Buying AI for everyone without a plan is expensive in a way that's easy to overlook.
Caxy gives a concrete example: in an organization of 5,000 people, handing everyone a $200/month seat means spending $100,000 a month on AI tokens — with no accountability for what people are supposed to be doing with them.
That cost pressure is also reshaping how buyers behave.
As tokens have become more expensive, everyone needs to be more accountable about how much they're spending on use cases, so teams are being forced to get more pragmatic about what AI is actually for.
Frequently asked questions.
- What does "last mile" mean in AI projects?

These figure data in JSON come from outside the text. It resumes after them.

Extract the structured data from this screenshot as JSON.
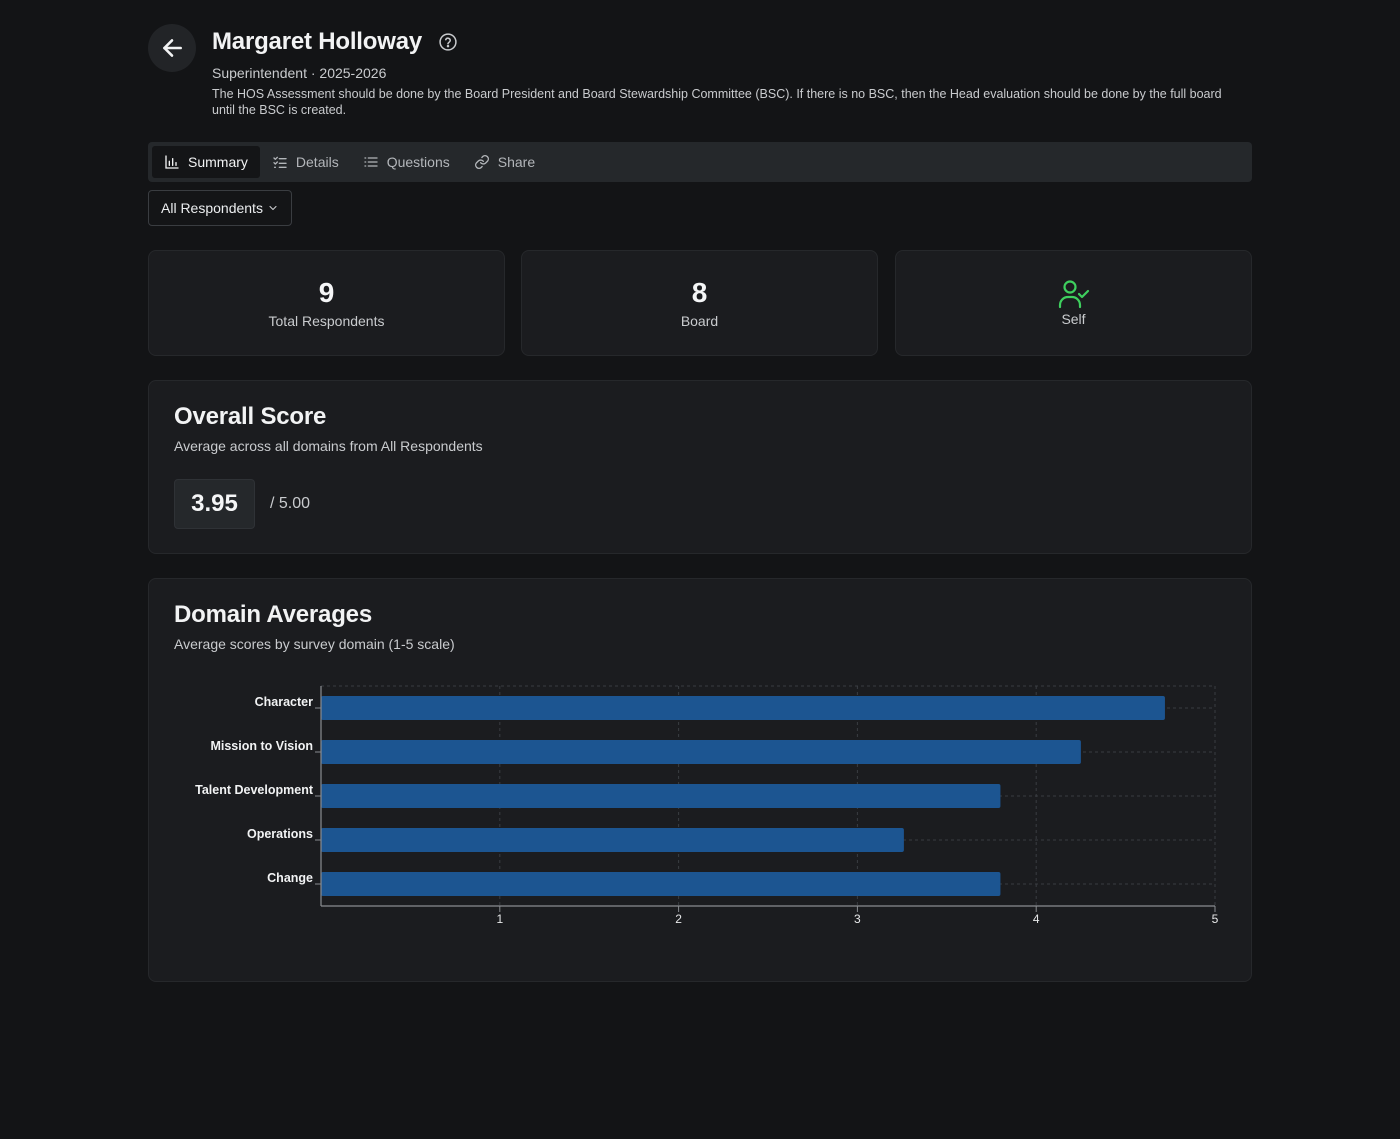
{
  "header": {
    "name": "Margaret Holloway",
    "subtitle": "Superintendent · 2025-2026",
    "description": "The HOS Assessment should be done by the Board President and Board Stewardship Committee (BSC). If there is no BSC, then the Head evaluation should be done by the full board until the BSC is created."
  },
  "tabs": [
    {
      "label": "Summary",
      "icon": "bar-chart-icon",
      "active": true
    },
    {
      "label": "Details",
      "icon": "checklist-icon",
      "active": false
    },
    {
      "label": "Questions",
      "icon": "list-icon",
      "active": false
    },
    {
      "label": "Share",
      "icon": "link-icon",
      "active": false
    }
  ],
  "filter": {
    "selected": "All Respondents"
  },
  "stats": {
    "total": {
      "value": "9",
      "label": "Total Respondents"
    },
    "board": {
      "value": "8",
      "label": "Board"
    },
    "self": {
      "label": "Self",
      "icon": "user-check-icon",
      "icon_color": "#3ecf5e"
    }
  },
  "overall": {
    "title": "Overall Score",
    "subtitle": "Average across all domains from All Respondents",
    "score": "3.95",
    "max": "/ 5.00"
  },
  "domains": {
    "title": "Domain Averages",
    "subtitle": "Average scores by survey domain (1-5 scale)"
  },
  "colors": {
    "bar": "#1c5591",
    "background": "#131416",
    "card": "#1b1c1f",
    "accent_green": "#3ecf5e"
  },
  "chart_data": {
    "type": "bar",
    "orientation": "horizontal",
    "categories": [
      "Character",
      "Mission to Vision",
      "Talent Development",
      "Operations",
      "Change"
    ],
    "values": [
      4.72,
      4.25,
      3.8,
      3.26,
      3.8
    ],
    "xlim": [
      0,
      5
    ],
    "xticks": [
      "1",
      "2",
      "3",
      "4",
      "5"
    ],
    "grid": true
  }
}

- It borrows from logistics, where last-mile delivery — getting a package the final stretch to someone's home — is often the hardest part of the journey. In AI, the last mile is the final stage of getting a project into production. It's where projects tend to run out of steam, because building the model is not the same as shipping something usable.

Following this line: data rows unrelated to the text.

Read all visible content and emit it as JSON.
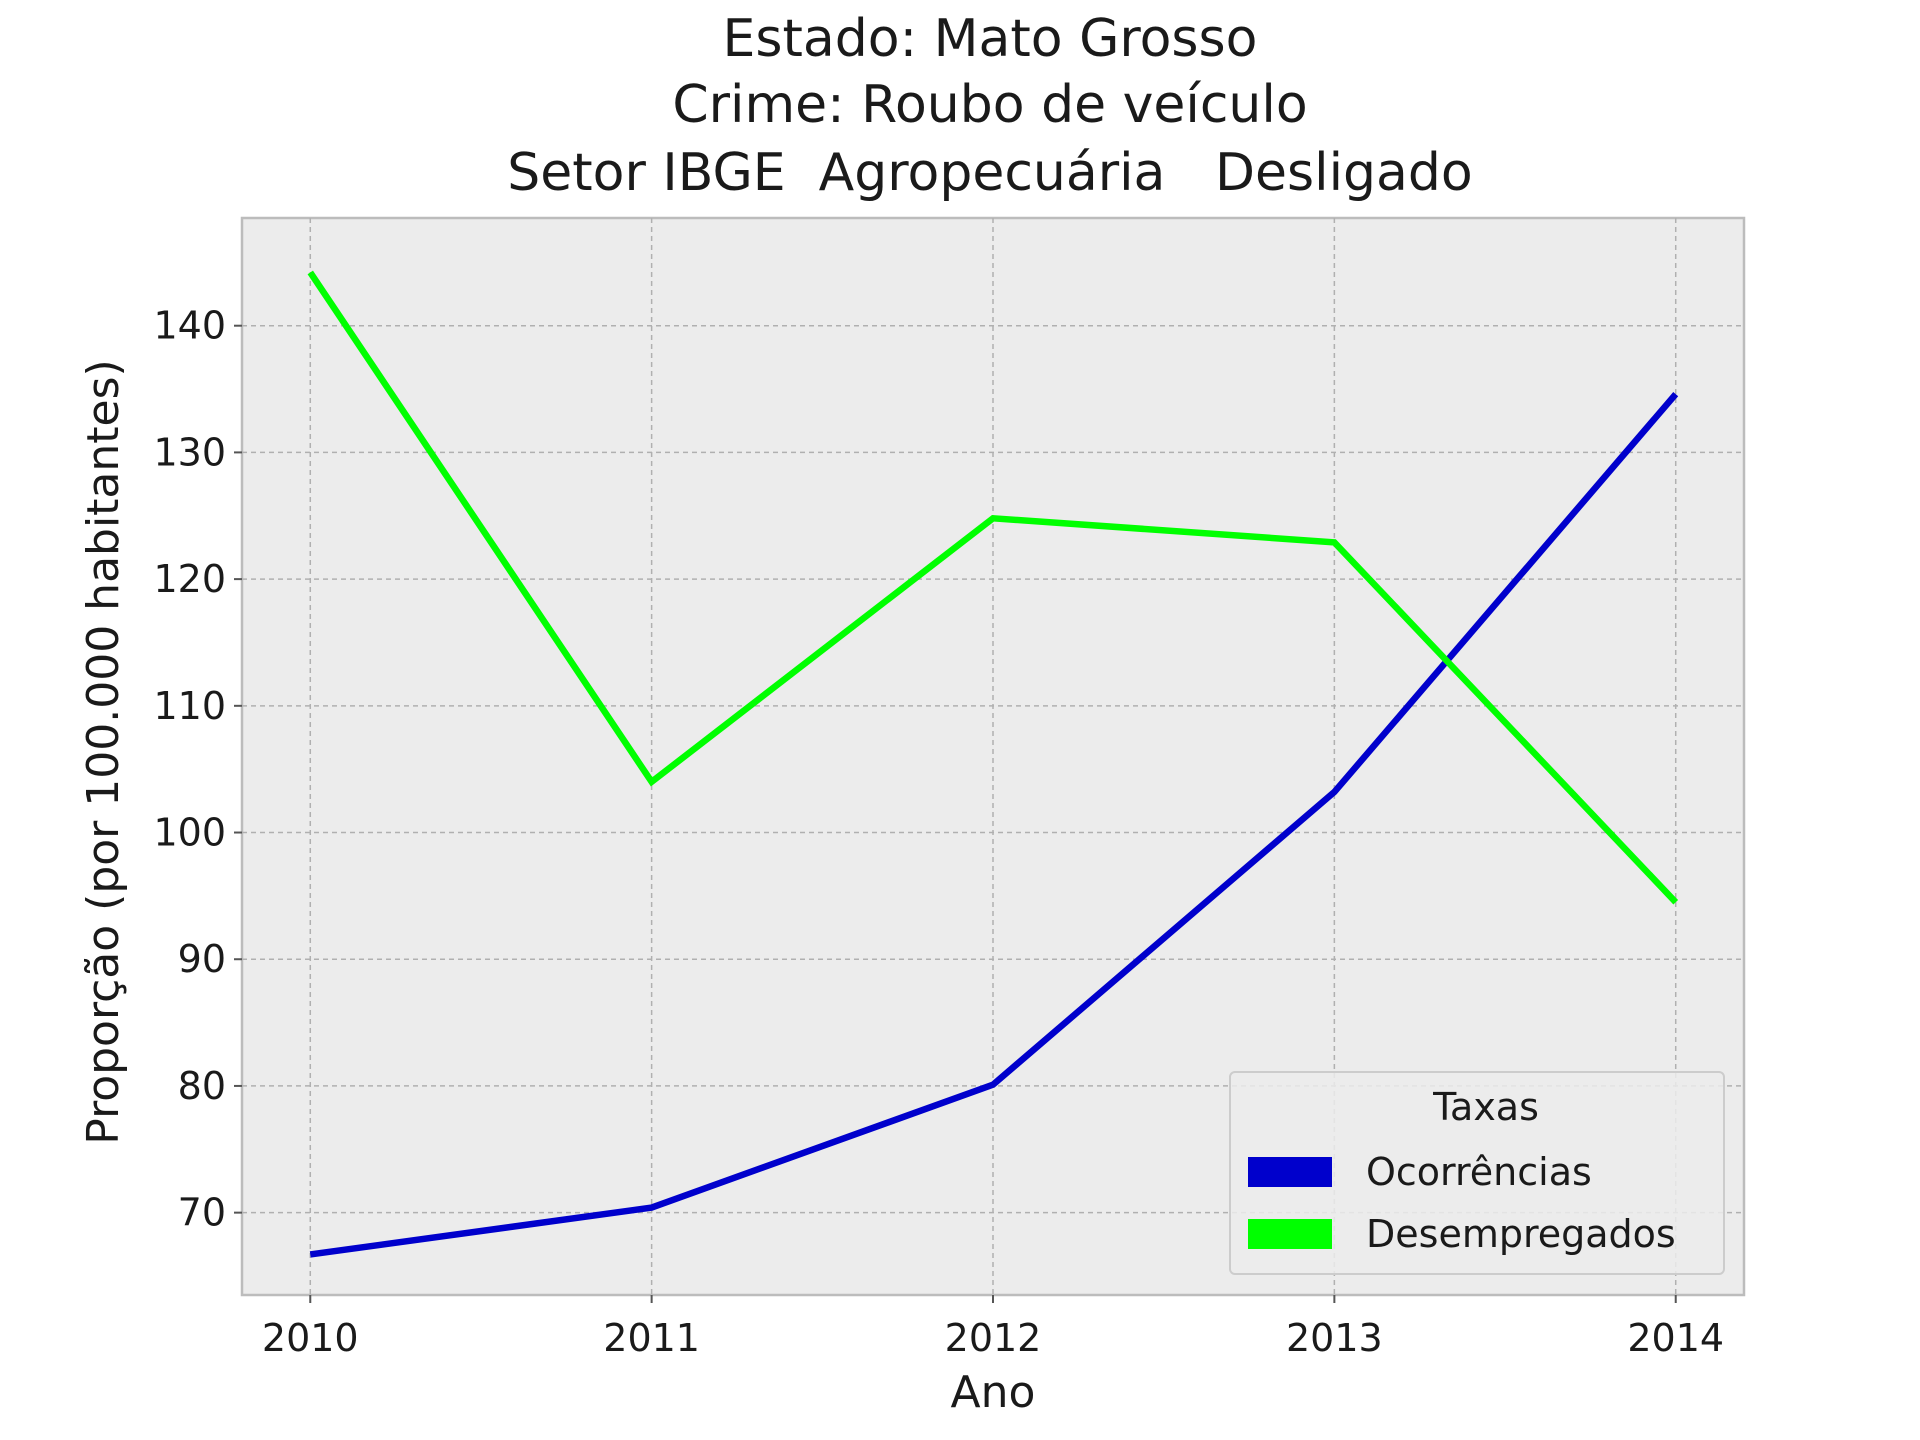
{
  "chart_data": {
    "type": "line",
    "title_lines": [
      "Estado: Mato Grosso",
      "Crime: Roubo de veículo",
      "Setor IBGE  Agropecuária   Desligado"
    ],
    "xlabel": "Ano",
    "ylabel": "Proporção (por 100.000 habitantes)",
    "x": [
      "2010",
      "2011",
      "2012",
      "2013",
      "2014"
    ],
    "xlim": [
      2009.8,
      2014.2
    ],
    "ylim": [
      63.5,
      148.5
    ],
    "yticks": [
      70,
      80,
      90,
      100,
      110,
      120,
      130,
      140
    ],
    "grid": true,
    "legend": {
      "title": "Taxas",
      "position": "bottom-right"
    },
    "series": [
      {
        "name": "Ocorrências",
        "color": "#0000cc",
        "values": [
          66.7,
          70.4,
          80.1,
          103.2,
          134.6
        ]
      },
      {
        "name": "Desempregados",
        "color": "#00ff00",
        "values": [
          144.2,
          104.0,
          124.8,
          122.9,
          94.5
        ]
      }
    ]
  }
}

- Why do AI projects built in-house often fail?
- When companies build AI tools on their own, they usually lack good UX, lack scaling, and lack security. But the most common problem is that they didn't actually solve a problem — they picked AI first instead of picking the problem first. Change management is the parallel failure: not everyone is excited about AI, and that resistance has to be managed alongside the technology.

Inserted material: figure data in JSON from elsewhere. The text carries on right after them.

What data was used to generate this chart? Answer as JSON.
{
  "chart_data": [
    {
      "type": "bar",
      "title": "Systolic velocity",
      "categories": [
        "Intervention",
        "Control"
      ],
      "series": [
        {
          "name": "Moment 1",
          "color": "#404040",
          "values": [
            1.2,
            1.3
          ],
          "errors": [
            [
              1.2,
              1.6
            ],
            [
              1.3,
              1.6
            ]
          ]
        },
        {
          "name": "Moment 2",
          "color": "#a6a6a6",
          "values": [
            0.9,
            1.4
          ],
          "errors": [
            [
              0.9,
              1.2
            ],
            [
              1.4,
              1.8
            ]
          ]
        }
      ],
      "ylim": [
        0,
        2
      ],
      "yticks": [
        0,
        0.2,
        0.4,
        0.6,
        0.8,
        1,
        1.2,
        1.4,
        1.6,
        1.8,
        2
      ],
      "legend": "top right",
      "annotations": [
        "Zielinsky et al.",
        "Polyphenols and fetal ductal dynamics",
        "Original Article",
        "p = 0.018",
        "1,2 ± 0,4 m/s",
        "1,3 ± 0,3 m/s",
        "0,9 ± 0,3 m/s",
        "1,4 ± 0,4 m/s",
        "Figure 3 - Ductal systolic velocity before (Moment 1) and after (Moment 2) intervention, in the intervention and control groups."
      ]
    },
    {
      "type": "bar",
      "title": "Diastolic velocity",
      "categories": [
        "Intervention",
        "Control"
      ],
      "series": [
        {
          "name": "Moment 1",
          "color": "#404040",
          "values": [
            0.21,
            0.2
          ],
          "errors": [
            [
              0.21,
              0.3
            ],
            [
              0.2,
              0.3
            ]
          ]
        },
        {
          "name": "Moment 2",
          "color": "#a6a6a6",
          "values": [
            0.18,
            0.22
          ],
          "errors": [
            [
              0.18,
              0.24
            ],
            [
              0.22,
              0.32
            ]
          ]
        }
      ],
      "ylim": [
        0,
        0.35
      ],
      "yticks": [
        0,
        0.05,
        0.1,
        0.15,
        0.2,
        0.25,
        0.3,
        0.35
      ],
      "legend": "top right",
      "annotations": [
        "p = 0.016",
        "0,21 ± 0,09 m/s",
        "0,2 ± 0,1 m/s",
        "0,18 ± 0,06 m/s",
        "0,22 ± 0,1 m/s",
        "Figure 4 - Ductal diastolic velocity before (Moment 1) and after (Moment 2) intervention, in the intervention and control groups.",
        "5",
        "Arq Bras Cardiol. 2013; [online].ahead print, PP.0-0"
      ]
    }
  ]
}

- Should I start with the problem or the AI?
- Start with the problem. Companies go about it backwards when they start with AI first and say "let's do something with AI." Beyond that, pick a problem that creates value rather than just automating something you already do faster — speeding up an existing task runs out of enthusiasm quickly because it doesn't make much of a difference. Value creation is what produces a competitive advantage.
- How much can buying AI for everyone cost?
- It adds up fast. In a 5,000-person organization, giving everyone a $200/month seat means spending $100,000 a month on AI tokens — often with no accountability for what people are supposed to do with them. As tokens have become more expensive, teams need to be more accountable and pragmatic about spending on use cases.
- Why isn't buying a tool like Copilot or Claude Pro a strategy?
- Because a purchase isn't a plan. Caxy hears "the board told us" or "the CEO told us we have to use AI" most often, so someone just buys AI. One city bought Microsoft Copilot for everyone and then sat around asking "now what are we supposed to do?" Companies lurch back and forth — buy AI, overspend, yank it out, put it back — with no strategy behind it.